NAGOYA – Toyota Motor Corp. is looking to revive its founding spirit amid an era of intense competition and drastic changes in the auto industry.
Leaving its origins in the postwar era far behind, Toyota recently marked its 80th anniversary and has grown into one of the world’s leading automakers, with annual new vehicle sales of over 10 million units.
But, as the industry faces a shift away from gasoline to electric vehicles as well as disruption from ride-sharing services, the company is now navigating what President Akio Toyoda has described as “uncharted territory.”
It is important to have a “resolve to open up the future,” Toyota Honorary Chairman Shoichiro Toyoda said, stressing the need to go back to the founding spirit.
Recalling the early years of the automaker, Shoichiro, the 92-year-old father of Akio, said, “Japanese industrial products and scientific technologies at that time were poor compared with their European and U.S. counterparts.”
“There were many high walls” to overcome before Toyota started auto production, Shoichiro said in a speech late July.
Toyota Motor Co., the predecessor of Toyota Motor Corp., was established on Aug. 28, 1937, by Shoichiro’s father, Kiichiro. It was a start-up created from the automobile division of Toyoda Automatic Loom Works Ltd., now called Toyota Industries Corp.
In the preceding year, the group released the Toyoda Model AA, the first mass-produced Japanese car.
Financial troubles in the postwar recession brought Toyota close to bankruptcy.
Toyota began to make big strides after launching the Crown, the first car fully made in Japan, in 1955. That was followed by the debut of the iconic Corolla in 1966, and Toyota took the lead in Japan’s motorization.
Toyota has increased its international presence since starting production in the U.S.
In 2008, Toyota became the world’s largest auto seller, ending U.S. giant General Motors’ global dominance that had lasted nearly eight decades.
Toyota in 1997 released the Prius gasoline-electric vehicle, the world’s first mass-produced hybrid model. It has become a global leader in developing eco-friendly vehicles.
Now the industry is at a crossroads following the arrival of electric vehicles. As the new technology does not use engines, a drastic change is sweeping the industry, which has been based on gasoline vehicles for the last century.
The sophistication of technologies used in electric vehicles has also given rise to competition from outside the industry. U.S. technology giants Apple Inc. and Google Inc. are leading the race to develop automated driving technologies.
Outside Japan, ride-sharing services are spreading rapidly. The sector is even beginning to shake the fundamental assumption that users own their vehicles.

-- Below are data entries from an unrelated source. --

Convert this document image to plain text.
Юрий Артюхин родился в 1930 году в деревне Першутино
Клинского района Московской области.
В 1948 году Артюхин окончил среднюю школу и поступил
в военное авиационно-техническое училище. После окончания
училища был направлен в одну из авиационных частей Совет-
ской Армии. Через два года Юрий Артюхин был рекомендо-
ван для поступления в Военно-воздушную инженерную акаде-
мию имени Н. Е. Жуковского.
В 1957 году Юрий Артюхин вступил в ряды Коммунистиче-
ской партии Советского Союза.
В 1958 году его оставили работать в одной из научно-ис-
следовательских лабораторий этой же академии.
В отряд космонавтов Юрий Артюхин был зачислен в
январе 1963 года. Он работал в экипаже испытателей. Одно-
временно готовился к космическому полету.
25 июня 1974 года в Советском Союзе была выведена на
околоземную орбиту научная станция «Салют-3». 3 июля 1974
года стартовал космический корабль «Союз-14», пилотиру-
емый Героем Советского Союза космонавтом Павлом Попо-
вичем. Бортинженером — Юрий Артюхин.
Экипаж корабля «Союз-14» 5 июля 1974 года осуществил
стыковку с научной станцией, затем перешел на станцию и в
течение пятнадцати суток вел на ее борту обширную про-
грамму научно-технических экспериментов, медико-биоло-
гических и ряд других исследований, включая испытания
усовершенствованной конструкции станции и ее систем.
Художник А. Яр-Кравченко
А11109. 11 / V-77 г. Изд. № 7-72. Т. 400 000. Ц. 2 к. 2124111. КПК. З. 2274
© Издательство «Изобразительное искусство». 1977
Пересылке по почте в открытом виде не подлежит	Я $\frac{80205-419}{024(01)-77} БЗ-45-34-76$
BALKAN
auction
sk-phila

“Even though Toyota has managed to stay in business for 80 years, no one knows what it will look like 20 years from now,” a Toyota top executive says in the face of the “once-in-a-century revolutionary change.”

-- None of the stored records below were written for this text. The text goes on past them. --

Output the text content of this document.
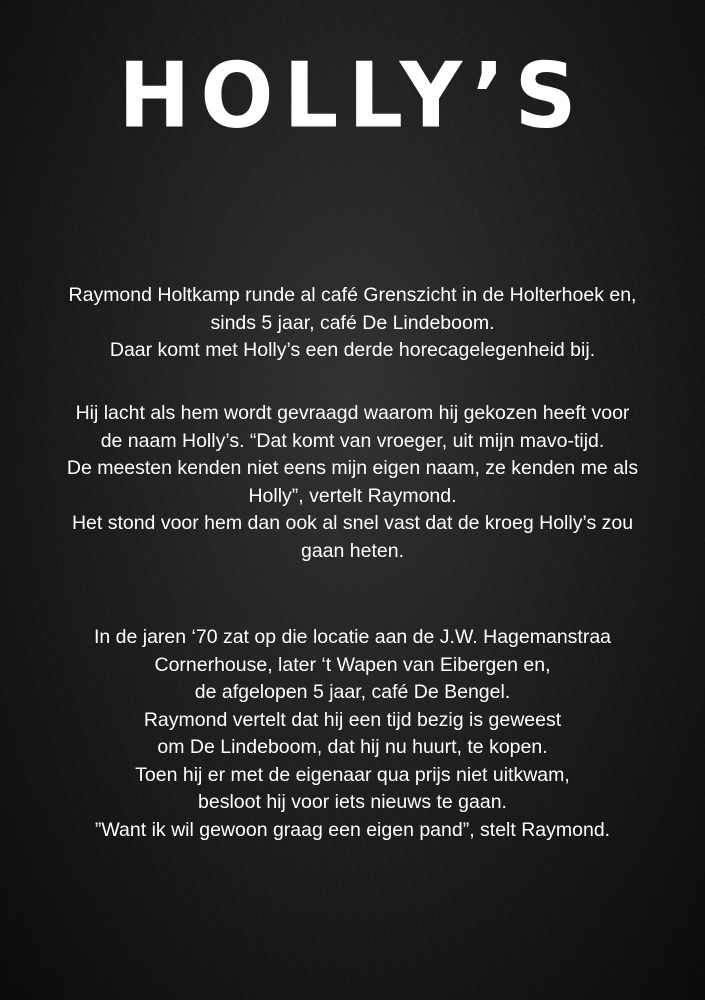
HOLLY’S
Raymond Holtkamp runde al café Grenszicht in de Holterhoek en,
sinds 5 jaar, café De Lindeboom.
Daar komt met Holly’s een derde horecagelegenheid bij.
Hij lacht als hem wordt gevraagd waarom hij gekozen heeft voor
de naam Holly’s. “Dat komt van vroeger, uit mijn mavo-tijd.
De meesten kenden niet eens mijn eigen naam, ze kenden me als
Holly”, vertelt Raymond.
Het stond voor hem dan ook al snel vast dat de kroeg Holly’s zou
gaan heten.
In de jaren ‘70 zat op die locatie aan de J.W. Hagemanstraa
Cornerhouse, later ‘t Wapen van Eibergen en,
de afgelopen 5 jaar, café De Bengel.
Raymond vertelt dat hij een tijd bezig is geweest
om De Lindeboom, dat hij nu huurt, te kopen.
Toen hij er met de eigenaar qua prijs niet uitkwam,
besloot hij voor iets nieuws te gaan.
”Want ik wil gewoon graag een eigen pand”, stelt Raymond.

“Bound by our successful experiences, we have failed to see problems with our way,” another Toyota executive says, showing a sense of crisis over Toyota’s lag in the race to develop electric vehicles.
Toyota has already begun to move forward. It has formed alliances, including a capital and business tie-up with Mazda Motor Corp. announced in early August.
Toyota is changing its closed approach to product development and learn from Mazda, which develops models at low cost and produces them in small volumes with its unique technologies, industry sources said.
“It’s important to set high goals like Kiichiro’s dream of making cars and have a firm resolve to open up the future,” said Shoichiro, who has first-hand knowledge of the company from its early years.